Le chef lui fit signe de se taire, descendit de cheval et s'adressa au garçon :
« - Est-ce que tu as dit que toi, démon de la vie, tu es plus fort qu'Azraël ? »
Le jeune homme garda le silence.
« -Comment oses-tu défier la volonté de Dieu ? » lui hurla-t-il. D'un geste vif, il prit son sabre et trancha d'un coup sec la tète de Yahya. On la jeta dans un puits abandonné. Elle ricocha plusieurs fois contre les parois de la fosse avant de plonger dans la boue du fond.

On laissa la vie sauve à l'homme de foi, non sans oublier de le délester de sa bourse, pour qu'il aille raconter ce qu'il venait de se passer. On ne sut jamais si l'âme de
Yahya avait pu se libérer ou si elle était restée jusqu'à la fin des temps, prisonnière dans ce trou, Azraêl tenant enfin sa vengeance.

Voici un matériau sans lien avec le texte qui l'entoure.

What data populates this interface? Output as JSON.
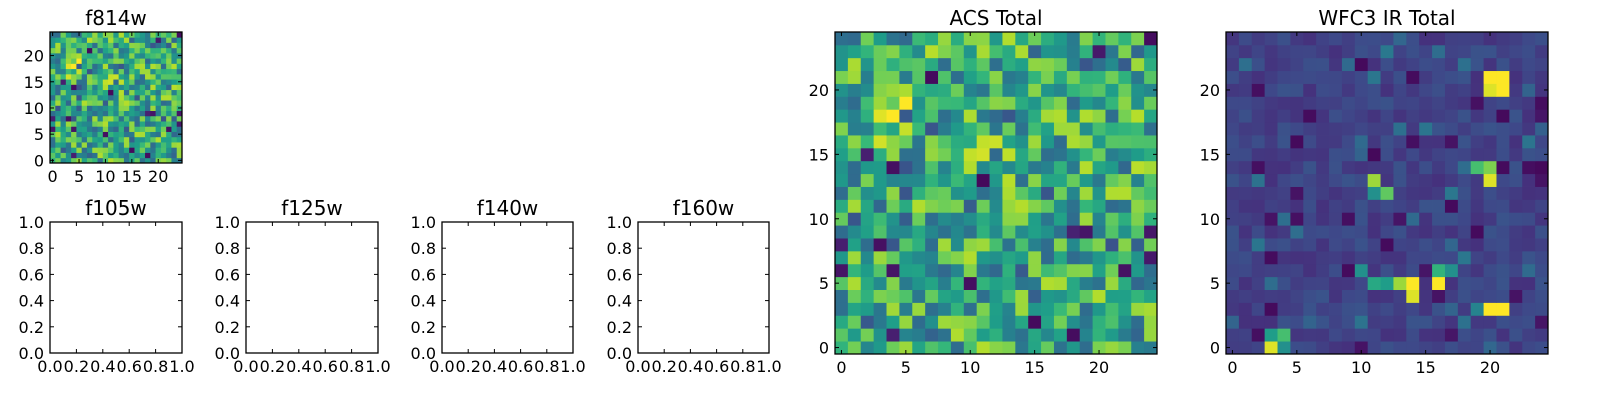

De nos jours, l'ange de la mort ne se dérange pas pour tout le monde. Il ne vient que pour ceux qui ne veulent pas rendre l'âme. Ce sont le plus souvent des jeunes pleins de faux espoirs qui tiennent encore trop à la vie ou des non-croyants en une résurrection ou réincarnation d'aucune sorte . Doutant fort d'une vie d'après, ils s'agrippent bec et ongles


à celle d'avant. Ils veulent rester éternellement jeunes, combattent les rides à coups de Botox et de lifting, la calvitie par les greffes de cheveux, opposent au vieillissement des séances quotidiennes de footing, contrent l'insuffisance respiratoire et le raidissement presque général par des cours de natation et se dressent contre une certaine mollesse grâce à des pilules bleues pour des nuits toujours rouges .

Pour les autres, ceux qui croient comme ceux qui n'ont pas les moyens de ne pas le faire, tout se passe en douceur. L'heure venue, l'âme se détache, monte un peu en hauteur et jette un dernier regard à la famille et aux amis réunis autours du corps. Plus on crie, plus on pleure, plus vite elle s'en ira.